Andreas Langenscheidt, geschäftsführender Gesellschafter der gleichnamigen Verlagsgruppe (Foto: Foto: Langenscheidt)

SZ: Herr Langenscheidt, die Brockhaus-Enzyklopädie des 21. Jahrhunderts soll die letzte gedruckte sein. Ist Ihnen die Entscheidung schwergefallen?

Andreas Langenscheidt: Eine Entscheidung ist überhaupt nicht gefallen: Es ist nur die letzte Brockhaus-Groß-Enzyklopädie mit 30 Bänden aus der heutigen Sicht. Nehmen Sie die Encyclopædia Britannica, die vor einigen Jahren als Buchausgabe aufgegeben wurde, erst als CD-Rom erschien und sich später aufgrund sinkender Nachfrage in den USA schließlich zum Online-Angebot weiterentwickelte. Seit über einem Jahr gibt es erstaunlicherweise wieder eine erfolgreiche Printausgabe. Da wir technologisch in der Datenerstellung und -speicherung gut aufgestellt sind, könnten wir später auch wieder in kleinen Auflagen bei entsprechender Nachfrage weiterhin Enzyklopädien in Printform anbieten.

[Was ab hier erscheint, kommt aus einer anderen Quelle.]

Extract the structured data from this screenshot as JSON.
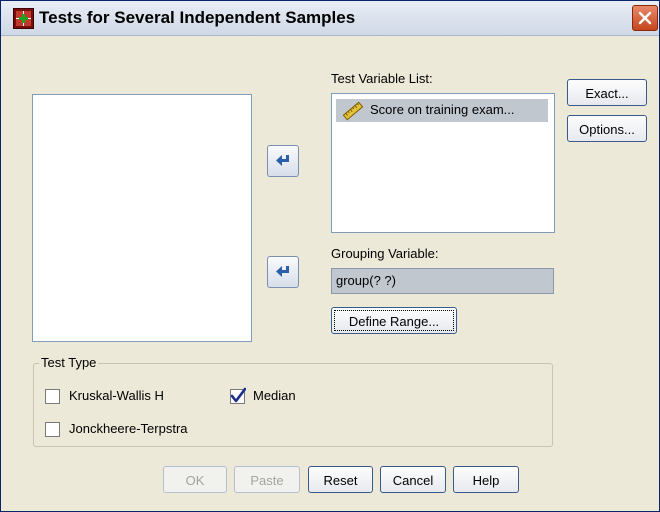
{
  "window": {
    "title": "Tests for Several Independent Samples"
  },
  "test_variable_list": {
    "label": "Test Variable List:",
    "items": [
      {
        "text": "Score on training exam..."
      }
    ]
  },
  "grouping_variable": {
    "label": "Grouping Variable:",
    "value": "group(? ?)"
  },
  "buttons": {
    "define_range": "Define Range...",
    "exact": "Exact...",
    "options": "Options...",
    "ok": "OK",
    "paste": "Paste",
    "reset": "Reset",
    "cancel": "Cancel",
    "help": "Help"
  },
  "test_type": {
    "title": "Test Type",
    "options": [
      {
        "label": "Kruskal-Wallis H",
        "checked": false
      },
      {
        "label": "Median",
        "checked": true
      },
      {
        "label": "Jonckheere-Terpstra",
        "checked": false
      }
    ]
  },
  "colors": {
    "dialog_bg": "#ece9d8",
    "selected_item": "#c1c7cf",
    "arrow": "#2b5fa8"
  }
}
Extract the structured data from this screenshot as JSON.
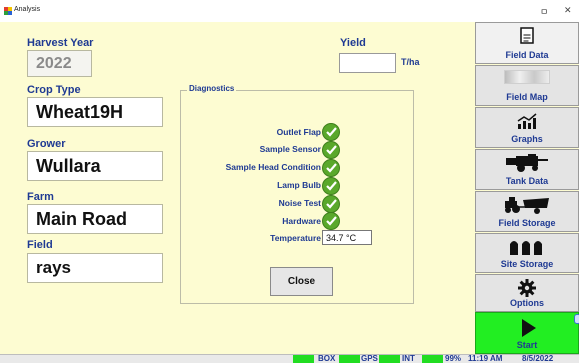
{
  "window": {
    "title": "Analysis",
    "minimize_glyph": "ㅁ",
    "close_glyph": "✕"
  },
  "colors": {
    "background": "#fdfcd2",
    "label_blue": "#1f3a93",
    "check_green": "#5aa82b",
    "start_green": "#22ee22"
  },
  "form": {
    "harvest_year_label": "Harvest Year",
    "harvest_year_value": "2022",
    "crop_type_label": "Crop Type",
    "crop_type_value": "Wheat19H",
    "grower_label": "Grower",
    "grower_value": "Wullara",
    "farm_label": "Farm",
    "farm_value": "Main Road",
    "field_label": "Field",
    "field_value": "rays",
    "yield_label": "Yield",
    "yield_value": "",
    "yield_unit": "T/ha"
  },
  "diagnostics": {
    "title": "Diagnostics",
    "items": [
      {
        "label": "Outlet Flap",
        "status": "ok"
      },
      {
        "label": "Sample Sensor",
        "status": "ok"
      },
      {
        "label": "Sample Head Condition",
        "status": "ok"
      },
      {
        "label": "Lamp Bulb",
        "status": "ok"
      },
      {
        "label": "Noise Test",
        "status": "ok"
      },
      {
        "label": "Hardware",
        "status": "ok"
      }
    ],
    "temperature_label": "Temperature",
    "temperature_value": "34.7 °C",
    "close_label": "Close"
  },
  "sidebar": {
    "items": [
      {
        "label": "Field Data",
        "icon": "document-icon"
      },
      {
        "label": "Field Map",
        "icon": "map-icon"
      },
      {
        "label": "Graphs",
        "icon": "chart-icon"
      },
      {
        "label": "Tank Data",
        "icon": "harvester-icon"
      },
      {
        "label": "Field Storage",
        "icon": "tractor-trailer-icon"
      },
      {
        "label": "Site Storage",
        "icon": "silos-icon"
      },
      {
        "label": "Options",
        "icon": "gear-icon"
      }
    ],
    "start_label": "Start"
  },
  "status_bar": {
    "box": "BOX",
    "gps": "GPS",
    "int": "INT",
    "battery": "99%",
    "time": "11:19 AM",
    "date": "8/5/2022"
  }
}
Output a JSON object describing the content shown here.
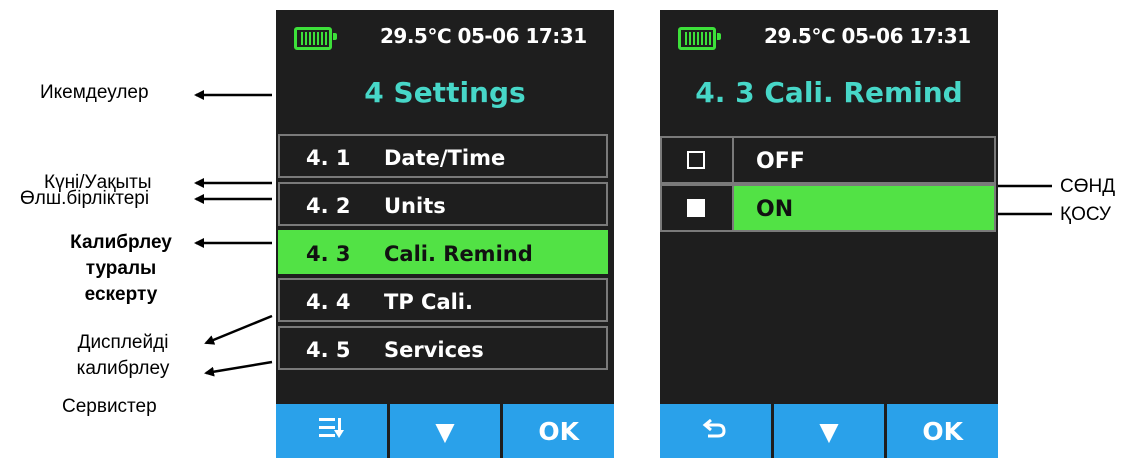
{
  "status_bar": {
    "text": "29.5℃ 05-06 17:31"
  },
  "left_screen": {
    "title": "4 Settings",
    "menu": [
      {
        "number": "4. 1",
        "label": "Date/Time"
      },
      {
        "number": "4. 2",
        "label": "Units"
      },
      {
        "number": "4. 3",
        "label": "Cali. Remind",
        "selected": true
      },
      {
        "number": "4. 4",
        "label": "TP Cali."
      },
      {
        "number": "4. 5",
        "label": "Services"
      }
    ],
    "softkeys": [
      {
        "icon": "menu-sort-icon",
        "glyph": "☰"
      },
      {
        "icon": "down-triangle-icon",
        "glyph": "▼"
      },
      {
        "label": "OK"
      }
    ]
  },
  "right_screen": {
    "title": "4. 3 Cali. Remind",
    "options": [
      {
        "label": "OFF",
        "checked": false
      },
      {
        "label": "ON",
        "checked": true,
        "highlighted": true
      }
    ],
    "softkeys": [
      {
        "icon": "back-arrow-icon",
        "glyph": "↶"
      },
      {
        "icon": "down-triangle-icon",
        "glyph": "▼"
      },
      {
        "label": "OK"
      }
    ]
  },
  "callouts_left": {
    "settings": "Икемдеулер",
    "date_time": "Күні/Уақыты",
    "units": "Өлш.бірліктері",
    "cali_remind_1": "Калибрлеу",
    "cali_remind_2": "туралы",
    "cali_remind_3": "ескерту",
    "tp_cali_1": "Дисплейді",
    "tp_cali_2": "калибрлеу",
    "services": "Сервистер"
  },
  "callouts_right": {
    "off": "СӨНД",
    "on": "ҚОСУ"
  },
  "colors": {
    "screen_bg": "#1e1e1e",
    "title": "#47d7c8",
    "selected": "#52e245",
    "softkey": "#2aa1ea",
    "battery": "#3de03a"
  }
}
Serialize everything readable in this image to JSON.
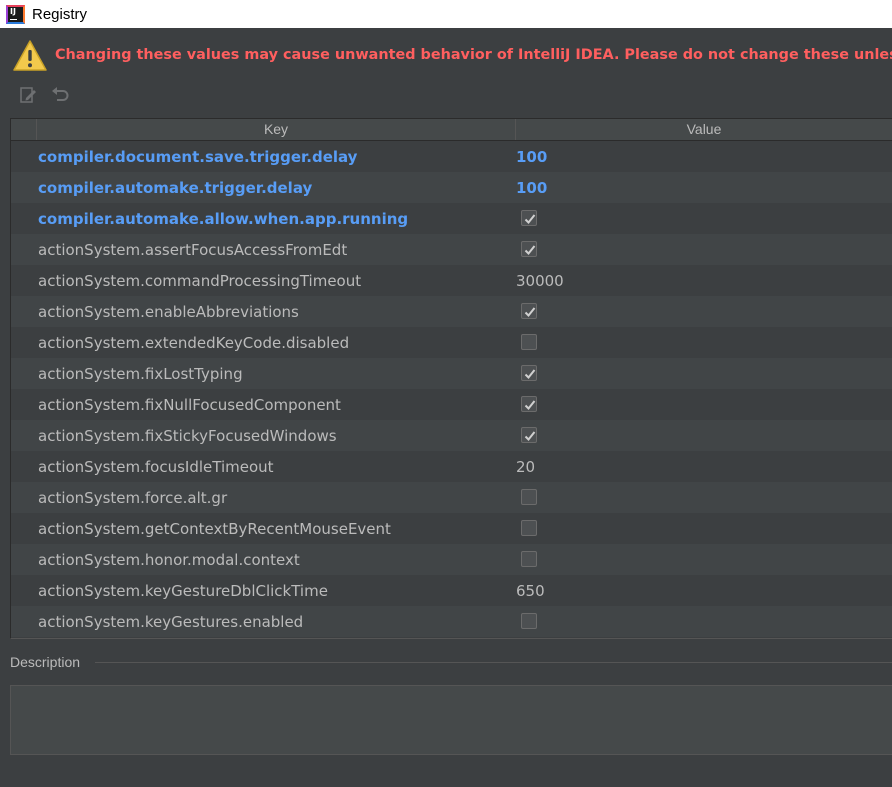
{
  "window": {
    "title": "Registry"
  },
  "warning": {
    "text": "Changing these values may cause unwanted behavior of IntelliJ IDEA. Please do not change these unless you ha"
  },
  "toolbar": {
    "icons": [
      "edit-icon",
      "revert-icon"
    ]
  },
  "table": {
    "columns": [
      "Key",
      "Value"
    ],
    "rows": [
      {
        "key": "compiler.document.save.trigger.delay",
        "value": "100",
        "type": "text",
        "modified": true
      },
      {
        "key": "compiler.automake.trigger.delay",
        "value": "100",
        "type": "text",
        "modified": true
      },
      {
        "key": "compiler.automake.allow.when.app.running",
        "value": true,
        "type": "checkbox",
        "modified": true
      },
      {
        "key": "actionSystem.assertFocusAccessFromEdt",
        "value": true,
        "type": "checkbox",
        "modified": false
      },
      {
        "key": "actionSystem.commandProcessingTimeout",
        "value": "30000",
        "type": "text",
        "modified": false
      },
      {
        "key": "actionSystem.enableAbbreviations",
        "value": true,
        "type": "checkbox",
        "modified": false
      },
      {
        "key": "actionSystem.extendedKeyCode.disabled",
        "value": false,
        "type": "checkbox",
        "modified": false
      },
      {
        "key": "actionSystem.fixLostTyping",
        "value": true,
        "type": "checkbox",
        "modified": false
      },
      {
        "key": "actionSystem.fixNullFocusedComponent",
        "value": true,
        "type": "checkbox",
        "modified": false
      },
      {
        "key": "actionSystem.fixStickyFocusedWindows",
        "value": true,
        "type": "checkbox",
        "modified": false
      },
      {
        "key": "actionSystem.focusIdleTimeout",
        "value": "20",
        "type": "text",
        "modified": false
      },
      {
        "key": "actionSystem.force.alt.gr",
        "value": false,
        "type": "checkbox",
        "modified": false
      },
      {
        "key": "actionSystem.getContextByRecentMouseEvent",
        "value": false,
        "type": "checkbox",
        "modified": false
      },
      {
        "key": "actionSystem.honor.modal.context",
        "value": false,
        "type": "checkbox",
        "modified": false
      },
      {
        "key": "actionSystem.keyGestureDblClickTime",
        "value": "650",
        "type": "text",
        "modified": false
      },
      {
        "key": "actionSystem.keyGestures.enabled",
        "value": false,
        "type": "checkbox",
        "modified": false
      }
    ]
  },
  "description": {
    "label": "Description",
    "text": ""
  },
  "colors": {
    "modified": "#589df6",
    "warning": "#ff5f5f",
    "background": "#3c3f41"
  }
}
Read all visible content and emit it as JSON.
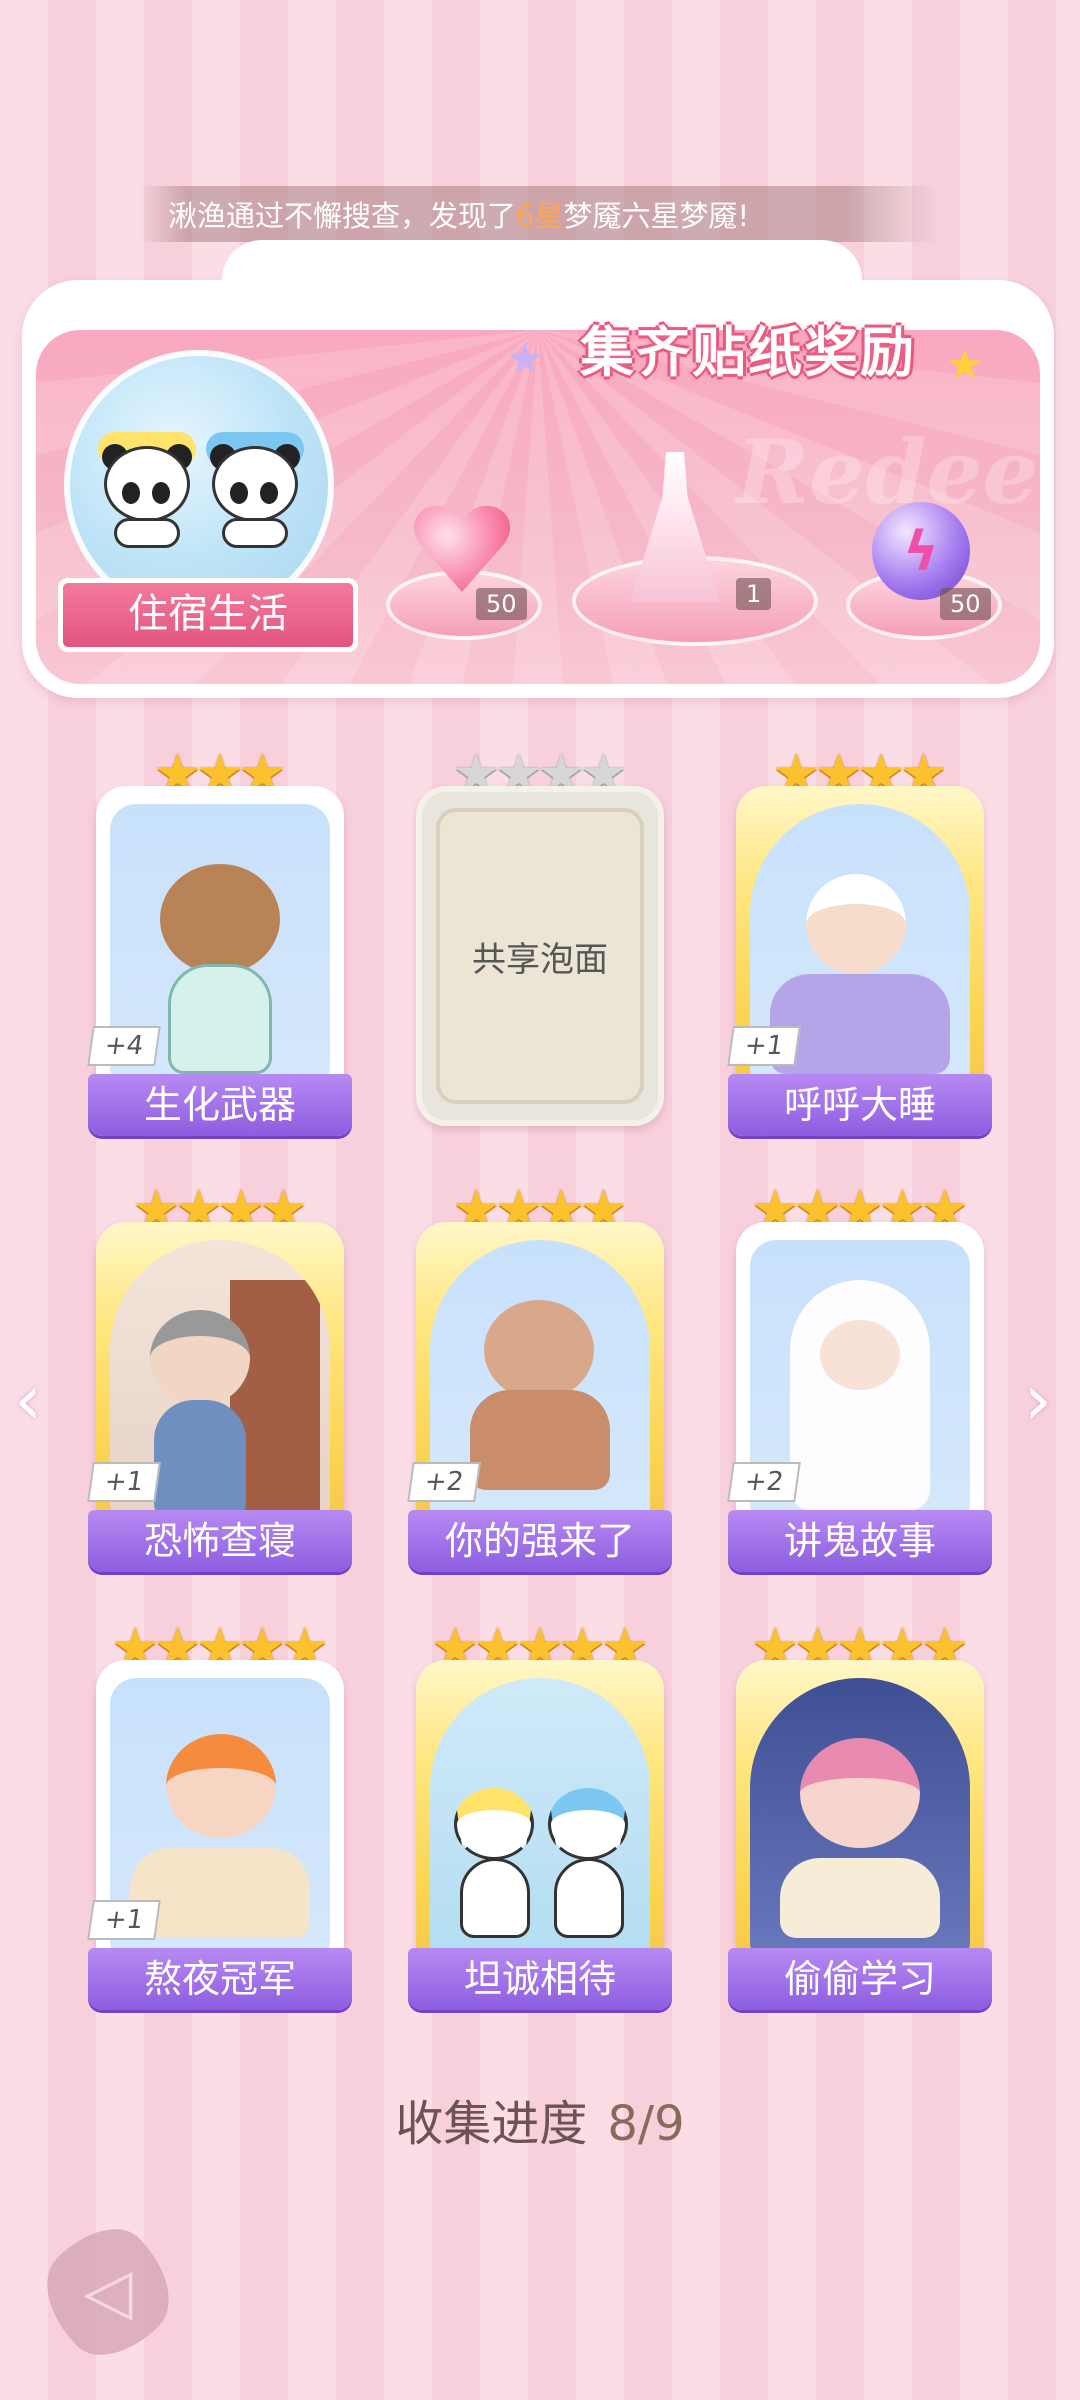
{
  "ticker": {
    "prefix": "湫渔通过不懈搜查，发现了",
    "highlight": "6星",
    "suffix": "梦魇六星梦魇!"
  },
  "reward_panel": {
    "title": "集齐贴纸奖励",
    "watermark": "Redeem",
    "collection_name": "住宿生活",
    "rewards": [
      {
        "icon": "heart-gem-icon",
        "count": "50"
      },
      {
        "icon": "dress-outfit-icon",
        "count": "1"
      },
      {
        "icon": "energy-orb-icon",
        "count": "50"
      }
    ]
  },
  "cards": [
    {
      "name": "生化武器",
      "stars": 3,
      "plus": "+4",
      "collected": true,
      "theme": "capybara"
    },
    {
      "name": "共享泡面",
      "stars": 4,
      "plus": "",
      "collected": false,
      "theme": "locked"
    },
    {
      "name": "呼呼大睡",
      "stars": 4,
      "plus": "+1",
      "collected": true,
      "theme": "sleep"
    },
    {
      "name": "恐怖查寝",
      "stars": 4,
      "plus": "+1",
      "collected": true,
      "theme": "dorm-check"
    },
    {
      "name": "你的强来了",
      "stars": 4,
      "plus": "+2",
      "collected": true,
      "theme": "bug"
    },
    {
      "name": "讲鬼故事",
      "stars": 5,
      "plus": "+2",
      "collected": true,
      "theme": "ghost"
    },
    {
      "name": "熬夜冠军",
      "stars": 5,
      "plus": "+1",
      "collected": true,
      "theme": "phone-bed"
    },
    {
      "name": "坦诚相待",
      "stars": 5,
      "plus": "",
      "collected": true,
      "theme": "pandas"
    },
    {
      "name": "偷偷学习",
      "stars": 5,
      "plus": "",
      "collected": true,
      "theme": "study"
    }
  ],
  "progress": {
    "label": "收集进度",
    "value": "8/9"
  },
  "nav": {
    "prev": "‹",
    "next": "›"
  },
  "colors": {
    "accent": "#8d5de0",
    "star": "#fbc22e",
    "brand_pink": "#f27a9c"
  }
}
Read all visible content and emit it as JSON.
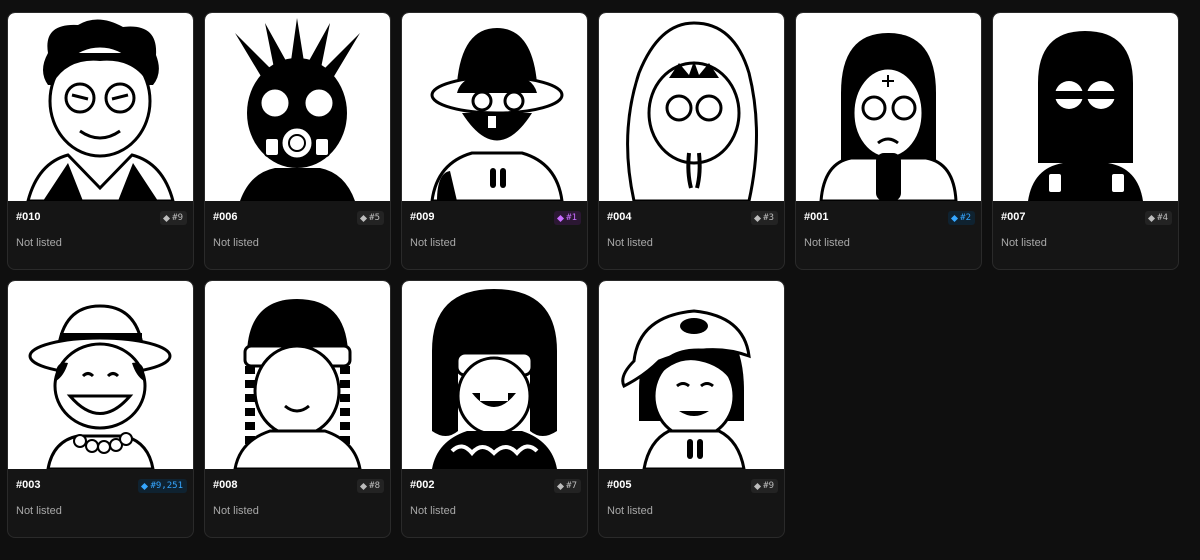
{
  "colors": {
    "background": "#0f0f0f",
    "card": "#151515",
    "rank_default": "#bdbdbd",
    "rank_purple": "#c86dff",
    "rank_blue": "#35a6ff"
  },
  "cards": [
    {
      "name": "#010",
      "rank": "#9",
      "status": "Not listed",
      "rank_color": "default",
      "icon": "avatar-curly-hair-icon"
    },
    {
      "name": "#006",
      "rank": "#5",
      "status": "Not listed",
      "rank_color": "default",
      "icon": "avatar-gas-mask-icon"
    },
    {
      "name": "#009",
      "rank": "#1",
      "status": "Not listed",
      "rank_color": "purple",
      "icon": "avatar-bucket-hat-icon"
    },
    {
      "name": "#004",
      "rank": "#3",
      "status": "Not listed",
      "rank_color": "default",
      "icon": "avatar-hood-icon"
    },
    {
      "name": "#001",
      "rank": "#2",
      "status": "Not listed",
      "rank_color": "blue",
      "icon": "avatar-balaclava-icon"
    },
    {
      "name": "#007",
      "rank": "#4",
      "status": "Not listed",
      "rank_color": "default",
      "icon": "avatar-ski-mask-icon"
    },
    {
      "name": "#003",
      "rank": "#9,251",
      "status": "Not listed",
      "rank_color": "blue",
      "icon": "avatar-straw-hat-icon"
    },
    {
      "name": "#008",
      "rank": "#8",
      "status": "Not listed",
      "rank_color": "default",
      "icon": "avatar-beanie-icon"
    },
    {
      "name": "#002",
      "rank": "#7",
      "status": "Not listed",
      "rank_color": "default",
      "icon": "avatar-ushanka-icon"
    },
    {
      "name": "#005",
      "rank": "#9",
      "status": "Not listed",
      "rank_color": "default",
      "icon": "avatar-cap-icon"
    }
  ]
}
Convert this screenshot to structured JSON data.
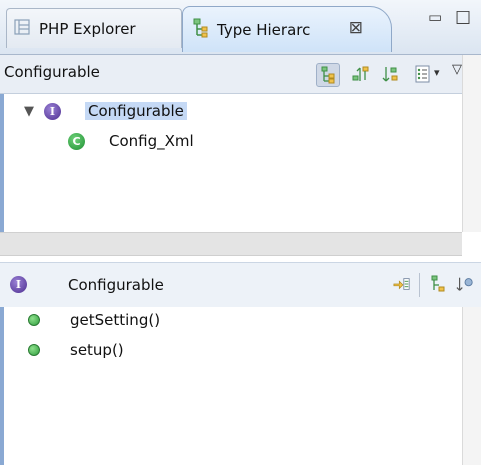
{
  "tabs": [
    {
      "label": "PHP Explorer"
    },
    {
      "label": "Type Hierarc",
      "active": true
    }
  ],
  "hierarchy": {
    "title": "Configurable",
    "tree": [
      {
        "label": "Configurable",
        "kind": "interface",
        "expanded": true,
        "selected": true
      },
      {
        "label": "Config_Xml",
        "kind": "class"
      }
    ]
  },
  "members": {
    "title": "Configurable",
    "items": [
      {
        "label": "getSetting()"
      },
      {
        "label": "setup()"
      }
    ]
  },
  "colors": {
    "selection": "#c5d9f5",
    "interface_icon": "#4b2d8f",
    "class_icon": "#1e8f32",
    "accent_border": "#8aa9d3"
  }
}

SZ: Ist das denn wahrscheinlich?

Langenscheidt: Wie sich hierzulande die Nachfrage entwickeln wird, wissen wir heute noch nicht. Entscheiden werden wir es auf Basis der jeweiligen Marktgegebenheit.

SZ: Werden dem Brockhaus andere Nachschlagewerke ins Internet folgen?

Langenscheidt: Da sich im Bereich der Nachschlagewerke "A-Z", der etwa 20 Prozent des Brockhaus-AG-Umsatzes ausmacht, das Mediennutzungsverhalten am stärksten und schnellsten verändert und das entsprechende Auswirkungen auf das Geschäft hat, gehen wir hier bewusst als Erstes den Schritt in Richtung Online. Sach- und Themenlexika oder andere Programmbereiche bleiben von den Entwicklungen unberührt. Diese Segmente verzeichnen auf allen Medienformen respektable Zuwächse.

SZ: Manche Menschen, insbesondere ältere, wollen sich gar nicht von Buchausgaben trennen.

Langenscheidt: Haptische und emotionale Komponenten spielen in unserem Produktportfolio seit jeher eine wichtige Rolle. Es gibt Inhalte, Umgebungen und Situationen, in denen das Buch höchstwahrscheinlich auch künftig nicht ersetzt werden kann.

SZ: Haben Sie mit einem solchen öffentlichen Aufschrei auf die Brockhaus-Entscheidung gerechnet?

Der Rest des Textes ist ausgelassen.